Sunday, February 21, 2021

Them

The rusted detritus of 163 different lives bleeds out

down the hills of Sullivan's Gulch, down to the train tracks,

ending in random slides of waste beside the rails. Down.


They’re barely alive. Skin-living under clouds and boxes, tarps

and weary sway-backed tents. Surrounded by legions of dismembered

bikes and long-orphaned wheels. Nothing left but their stuff.


Their wet everything: sleeping bags and shoes and orange needle caps,

empty cans, dead TV’s. Yesterday’s scrawled cardboard pleas

wilted floppy by the rain become today’s rug for muddy paths.

 

Sallowed and soured nylon caves with no welcome or a mat

Enslaved grocery carts spilling their treasures encircle

the refuse and the refused. Childless indentured strollers await.


Rain and more rain slides down blue-ish tarped camps guarded by brambles,

the dead and alive razor-wire that stands the lonely

tangled watch at night.
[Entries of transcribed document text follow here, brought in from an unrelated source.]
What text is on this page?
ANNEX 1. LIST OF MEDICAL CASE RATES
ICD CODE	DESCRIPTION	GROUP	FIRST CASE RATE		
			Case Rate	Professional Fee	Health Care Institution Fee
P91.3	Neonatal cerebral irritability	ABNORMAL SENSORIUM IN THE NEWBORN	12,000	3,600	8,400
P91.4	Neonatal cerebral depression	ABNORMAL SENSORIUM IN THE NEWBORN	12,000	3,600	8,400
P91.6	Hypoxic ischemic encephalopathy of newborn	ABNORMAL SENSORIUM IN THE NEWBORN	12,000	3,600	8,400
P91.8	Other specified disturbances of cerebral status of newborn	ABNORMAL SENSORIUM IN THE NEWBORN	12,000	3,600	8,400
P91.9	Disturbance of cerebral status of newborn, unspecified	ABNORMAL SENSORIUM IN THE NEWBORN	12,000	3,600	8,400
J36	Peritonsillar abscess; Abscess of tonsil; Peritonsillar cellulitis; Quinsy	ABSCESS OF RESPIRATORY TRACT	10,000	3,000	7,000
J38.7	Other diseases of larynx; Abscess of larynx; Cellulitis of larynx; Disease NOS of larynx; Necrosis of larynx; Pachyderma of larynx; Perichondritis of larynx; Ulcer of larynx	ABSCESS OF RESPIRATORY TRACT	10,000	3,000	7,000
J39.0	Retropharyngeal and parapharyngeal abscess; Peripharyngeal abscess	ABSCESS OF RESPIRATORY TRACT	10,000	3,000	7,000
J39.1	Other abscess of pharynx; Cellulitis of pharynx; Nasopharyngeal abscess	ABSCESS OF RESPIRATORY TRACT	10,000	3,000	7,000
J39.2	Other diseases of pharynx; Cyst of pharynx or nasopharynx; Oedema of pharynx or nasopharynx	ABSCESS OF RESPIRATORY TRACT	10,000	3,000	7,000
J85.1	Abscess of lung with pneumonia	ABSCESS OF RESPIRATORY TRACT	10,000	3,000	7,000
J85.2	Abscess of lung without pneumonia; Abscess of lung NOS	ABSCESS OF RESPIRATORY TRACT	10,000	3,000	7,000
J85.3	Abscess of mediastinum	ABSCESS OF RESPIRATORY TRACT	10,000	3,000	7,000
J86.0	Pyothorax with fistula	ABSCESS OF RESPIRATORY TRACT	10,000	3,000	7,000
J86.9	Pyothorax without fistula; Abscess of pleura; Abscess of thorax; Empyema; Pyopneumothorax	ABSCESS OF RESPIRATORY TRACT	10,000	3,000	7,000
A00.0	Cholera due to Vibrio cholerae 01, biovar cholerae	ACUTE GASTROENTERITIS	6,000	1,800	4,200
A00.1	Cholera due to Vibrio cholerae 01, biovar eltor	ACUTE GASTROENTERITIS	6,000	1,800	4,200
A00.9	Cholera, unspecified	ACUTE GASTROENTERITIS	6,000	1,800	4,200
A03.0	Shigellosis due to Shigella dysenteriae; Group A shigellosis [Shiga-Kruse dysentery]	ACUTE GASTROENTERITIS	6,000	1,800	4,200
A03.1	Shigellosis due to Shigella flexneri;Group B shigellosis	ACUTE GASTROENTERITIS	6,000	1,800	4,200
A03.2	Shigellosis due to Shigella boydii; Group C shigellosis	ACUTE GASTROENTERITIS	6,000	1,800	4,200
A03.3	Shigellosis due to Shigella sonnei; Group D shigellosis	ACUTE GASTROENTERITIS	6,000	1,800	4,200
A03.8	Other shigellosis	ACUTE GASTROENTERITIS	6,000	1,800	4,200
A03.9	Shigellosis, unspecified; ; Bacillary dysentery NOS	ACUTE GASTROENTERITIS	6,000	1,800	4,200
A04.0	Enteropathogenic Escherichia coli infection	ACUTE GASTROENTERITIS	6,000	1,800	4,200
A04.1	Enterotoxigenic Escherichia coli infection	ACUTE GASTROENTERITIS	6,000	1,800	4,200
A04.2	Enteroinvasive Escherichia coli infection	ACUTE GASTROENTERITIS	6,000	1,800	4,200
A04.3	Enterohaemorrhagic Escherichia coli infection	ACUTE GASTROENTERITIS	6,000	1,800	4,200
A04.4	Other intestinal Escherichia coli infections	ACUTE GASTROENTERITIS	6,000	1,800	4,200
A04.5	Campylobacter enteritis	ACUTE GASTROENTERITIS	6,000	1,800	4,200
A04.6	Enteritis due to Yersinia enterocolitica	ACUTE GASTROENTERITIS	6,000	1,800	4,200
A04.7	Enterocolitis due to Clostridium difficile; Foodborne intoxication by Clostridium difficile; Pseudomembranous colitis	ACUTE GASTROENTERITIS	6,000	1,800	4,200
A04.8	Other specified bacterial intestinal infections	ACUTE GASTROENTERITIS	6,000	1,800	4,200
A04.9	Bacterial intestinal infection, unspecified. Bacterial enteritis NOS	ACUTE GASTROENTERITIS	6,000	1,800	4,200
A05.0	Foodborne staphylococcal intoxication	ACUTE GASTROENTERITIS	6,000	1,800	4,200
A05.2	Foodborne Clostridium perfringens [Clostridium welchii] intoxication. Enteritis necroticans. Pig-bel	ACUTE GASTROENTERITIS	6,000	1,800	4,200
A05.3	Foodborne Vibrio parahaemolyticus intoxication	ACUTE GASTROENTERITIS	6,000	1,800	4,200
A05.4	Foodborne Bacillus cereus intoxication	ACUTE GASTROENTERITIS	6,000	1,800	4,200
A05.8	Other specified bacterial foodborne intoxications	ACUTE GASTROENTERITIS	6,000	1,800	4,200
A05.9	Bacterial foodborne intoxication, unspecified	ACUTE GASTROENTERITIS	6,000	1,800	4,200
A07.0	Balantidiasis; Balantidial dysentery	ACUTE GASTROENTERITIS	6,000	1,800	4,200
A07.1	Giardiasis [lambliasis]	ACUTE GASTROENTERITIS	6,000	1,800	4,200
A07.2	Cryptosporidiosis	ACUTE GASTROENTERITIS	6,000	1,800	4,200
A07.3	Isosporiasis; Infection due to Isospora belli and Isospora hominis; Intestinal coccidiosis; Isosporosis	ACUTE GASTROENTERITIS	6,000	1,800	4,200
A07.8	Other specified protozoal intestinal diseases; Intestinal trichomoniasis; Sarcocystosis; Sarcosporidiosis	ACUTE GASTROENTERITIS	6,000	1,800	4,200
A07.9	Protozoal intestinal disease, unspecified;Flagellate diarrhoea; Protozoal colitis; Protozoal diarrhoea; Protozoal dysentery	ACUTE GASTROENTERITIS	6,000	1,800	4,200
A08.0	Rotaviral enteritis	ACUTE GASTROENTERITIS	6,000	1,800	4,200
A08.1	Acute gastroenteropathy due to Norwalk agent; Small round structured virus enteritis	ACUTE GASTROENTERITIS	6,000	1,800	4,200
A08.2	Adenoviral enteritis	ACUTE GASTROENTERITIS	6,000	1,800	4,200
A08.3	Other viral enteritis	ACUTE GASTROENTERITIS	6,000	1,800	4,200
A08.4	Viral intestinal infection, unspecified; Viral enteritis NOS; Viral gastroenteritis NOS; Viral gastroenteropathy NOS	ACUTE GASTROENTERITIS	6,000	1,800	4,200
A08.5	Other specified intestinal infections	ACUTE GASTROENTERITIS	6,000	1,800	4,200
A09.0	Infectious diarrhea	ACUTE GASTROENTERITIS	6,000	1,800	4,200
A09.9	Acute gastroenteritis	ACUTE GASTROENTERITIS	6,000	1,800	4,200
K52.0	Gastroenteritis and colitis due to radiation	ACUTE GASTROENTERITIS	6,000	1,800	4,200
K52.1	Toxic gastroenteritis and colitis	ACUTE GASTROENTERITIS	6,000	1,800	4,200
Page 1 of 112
Sipping blood from any careless slip.

 

The anarchy of their spiraled lives scares us;

they blame us, despise us, but take our crumbs, our shun, our change and wait.

Bodies, people, someone's girl or dad or uncle, sit numb and stand paused.


We say we try. We meet, we study, we throw coins and food and socks and scorn.

Cities and states and our nation gnash their teeth, say they try, and yet the years click on by

and all the    “we’s”      just     can’t     seem   to   pull   the right answer out of the hat.

 

We, the world so thankful to avoid the vague accusatory stares. We

there, in our cars, nearing the corner. What if the roulette wheel says,

“Hey you,” in the front row in the stop-light queue, kneel down, you’re next?

 

It’s time for you to hold the sign and fade from sight.